A limitation in some cases is the continued use of cash fare payment for some journeys (albeit now very low in cases such as buses in London), and use of ticket types other than smartcards (for example, multirider tickets cancelled manually). In some cases certain modes may have comprehensive coverage of smartcard readers (such as buses and Underground in London), whereas other modes or operators are not covered (notably the privatised train operating companies in London, although agreement has now been reached to extend the Oyster system to them).

Hence records obtained through smartcards give a detailed picture of part of the public transport market, but not a fully-comprehensive one.
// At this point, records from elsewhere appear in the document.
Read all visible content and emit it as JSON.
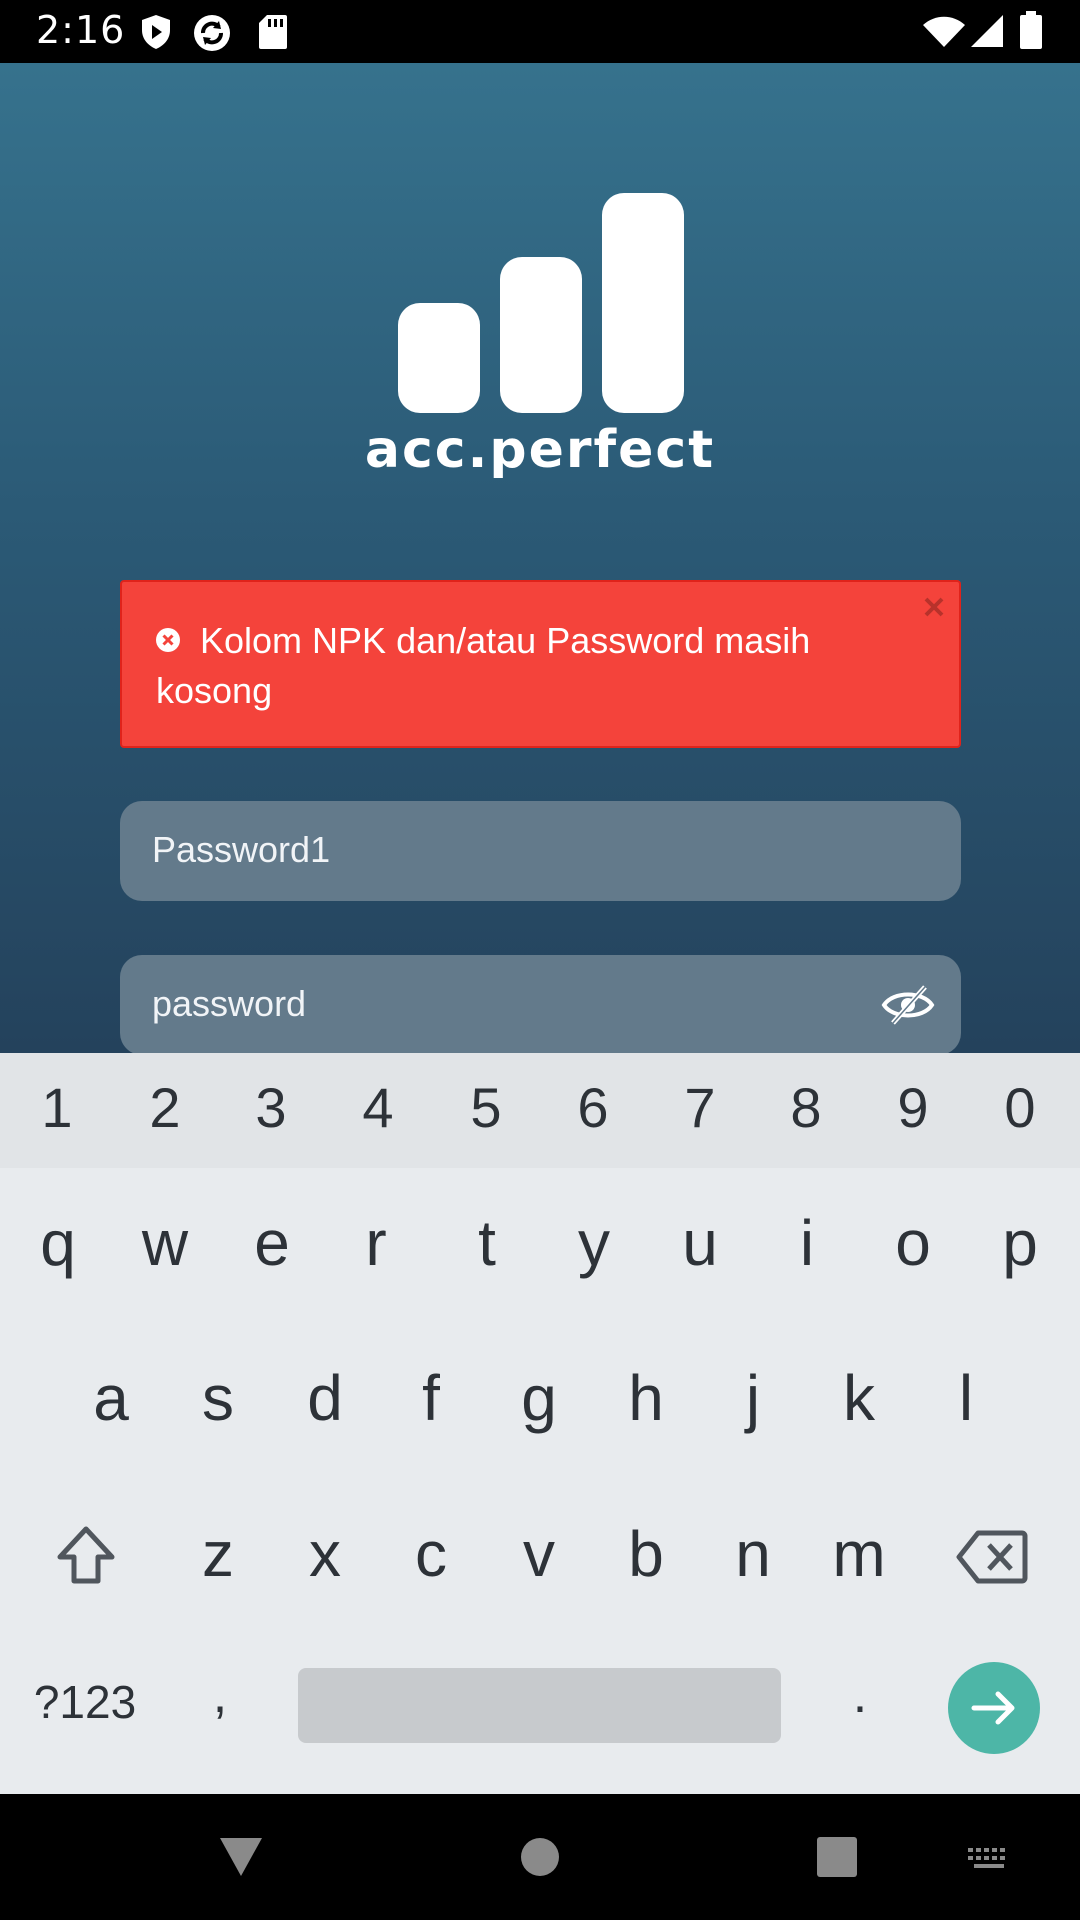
{
  "status_bar": {
    "time": "2:16"
  },
  "app": {
    "logo_text": "acc.perfect",
    "alert": {
      "message": "Kolom NPK dan/atau Password masih kosong"
    },
    "npk_field": {
      "value": "Password1"
    },
    "password_field": {
      "value": "password"
    }
  },
  "keyboard": {
    "number_row": [
      "1",
      "2",
      "3",
      "4",
      "5",
      "6",
      "7",
      "8",
      "9",
      "0"
    ],
    "row1": [
      "q",
      "w",
      "e",
      "r",
      "t",
      "y",
      "u",
      "i",
      "o",
      "p"
    ],
    "row2": [
      "a",
      "s",
      "d",
      "f",
      "g",
      "h",
      "j",
      "k",
      "l"
    ],
    "row3": [
      "z",
      "x",
      "c",
      "v",
      "b",
      "n",
      "m"
    ],
    "symbols_key": "?123",
    "comma_key": ",",
    "period_key": "."
  },
  "colors": {
    "alert_bg": "#f4433b",
    "field_bg": "#637a8b",
    "enter_key": "#4db6a7",
    "app_gradient_top": "#36728d",
    "app_gradient_bottom": "#24425c"
  }
}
These findings point to a complementary role for smartcard and annual data collection. Smartcards should enable a good deal of routine data collection to be automated, such as estimating trip rates by concessionary pass holders. At the same time, certain data types (such as exact O&D, or trip purpose) require manual data collection methods to be used. One can also see complementary roles, in which manual data is used to check or calibrate that from smartcard systems. For example, a sample of smartcard holders could be interviewed to establish their trip purposes by time of day. This data could then be used in conjunction with automatically-collected smartcard data to provide a profile of trips by purpose. Likewise, a direct user survey could be carried out to establish patterns of interchange, and typical intervals between commencing one leg of a trip and the following leg, as a means of determining a time interval to be used in inferring linked trips.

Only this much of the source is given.